Each section covers the upgrade from the previous LTS release, the section on 2.319.1 covers the upgrade from 2.303.3.
No notable changes requiring upgrade notes.
Jenkins used to allow triggering builds using HTTP GET requests when no security realm and authorization strategy are defined. This is newly prohibited since Jenkins 2.319.2 and 2.330 as this could be abused via CSRF even when Jenkins is operated on a private network.
HTTP POST requests to Jenkins need to provide a CSRF token (crumb) unless they authenticate using a user-specific API token. When Jenkins is configured without security realm, there is no way to authenticate using an API token, so any scripted clients triggering builds first need to obtain a CSRF crumb from the crumb issuer as described in the documentation.
As part of the terminology cleanup effort, the built-in node was renamed from "master node" to "built-in node" in Jenkins 2.307 and in Jenkins 2.319.1.
This is not just a change affecting the UI and documentation:
The node name affects the implicitly assigned label of the node (and consequently the
NODE_LABELS environment variable), as well as the
NODE_NAME environment variable.
Jenkins features using node labels are therefore potentially impacted by any such changes. These features include:
Label assignments of various project types, both on the top level (e.g. Freestyle jobs) and within jobs (e.g.
node statements in Scripted Pipeline,
label parameters to
agent sections in Declarative Pipeline, or Matrix Project axes).
Label assignments of features like custom tool auto-installers, typically used to distinguish OS platforms.
Any custom build scripts whose behavior is different based on the
NODE_LABELS environment variables
env global variable equivalent in Pipeline).
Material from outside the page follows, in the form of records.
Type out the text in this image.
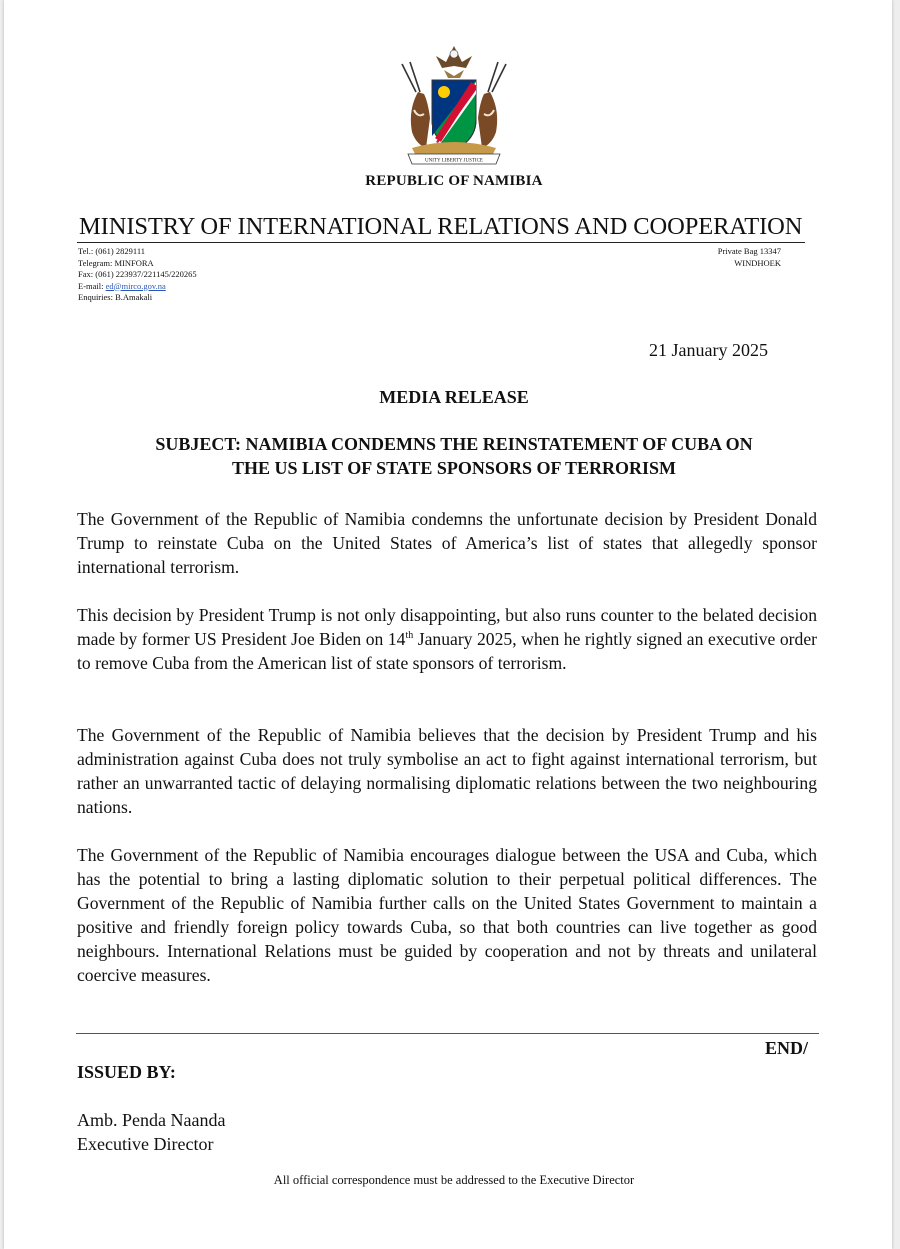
UNITY LIBERTY JUSTICE
REPUBLIC OF NAMIBIA
MINISTRY OF INTERNATIONAL RELATIONS AND COOPERATION
Tel.: (061) 2829111
Telegram: MINFORA
Fax: (061) 223937/221145/220265
E-mail: ed@mirco.gov.na
Enquiries: B.Amakali
Private Bag 13347
WINDHOEK
21 January 2025
MEDIA RELEASE
SUBJECT: NAMIBIA CONDEMNS THE REINSTATEMENT OF CUBA ON
THE US LIST OF STATE SPONSORS OF TERRORISM
The Government of the Republic of Namibia condemns the unfortunate decision by President Donald Trump to reinstate Cuba on the United States of America’s list of states that allegedly sponsor international terrorism.
This decision by President Trump is not only disappointing, but also runs counter to the belated decision made by former US President Joe Biden on 14th January 2025, when he rightly signed an executive order to remove Cuba from the American list of state sponsors of terrorism.
The Government of the Republic of Namibia believes that the decision by President Trump and his administration against Cuba does not truly symbolise an act to fight against international terrorism, but rather an unwarranted tactic of delaying normalising diplomatic relations between the two neighbouring nations.
The Government of the Republic of Namibia encourages dialogue between the USA and Cuba, which has the potential to bring a lasting diplomatic solution to their perpetual political differences. The Government of the Republic of Namibia further calls on the United States Government to maintain a positive and friendly foreign policy towards Cuba, so that both countries can live together as good neighbours. International Relations must be guided by cooperation and not by threats and unilateral coercive measures.
END/
ISSUED BY:
Amb. Penda Naanda
Executive Director
All official correspondence must be addressed to the Executive Director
Any similar features in plugins.
Due to the potential impact to build behavior, instances upgrading Jenkins to version 2.307 or newer do not automatically get these behavior changes applied. Instead, an administrative monitor informs administrators about this change and allows them to apply it.
Before applying the built-in node name and label migration, administrators are advised to review their configuration and build scripts to assess the impact to their instance and jobs.
Most problems with label assignments can likely be worked around by manually assigning the label
master to the built-in node and then migrating affected configuration incrementally to not need this workaround.
Use this Jira query to find compatibility issues tracked in the Jenkins Jira.
Use this GitHub query to find compatibility issues tracked on GitHub.
Please report problems in the respective plugin’s issue tracker.
If the affected plugin uses the Jenkins Jira to track issues, please add the label
If the affected plugin tracks issues on GitHub, please make sure to mention the Jenkins pull request that implemented the change in your issue.
The Woodstox implementation of the StAX API from Jenkins core has been removed from Jenkins core. Users of the Azure Artifact Manager, Azure Container Agents, Azure Storage, and Azure SDK API plugins must upgrade those plugins to the latest versions prior to this core upgrade.
Deprecated, unsafe classes that had been previously copied from Apache Ant to Jenkins core have been removed. The unmaintained Docker slaves plugin is incompatible with this change.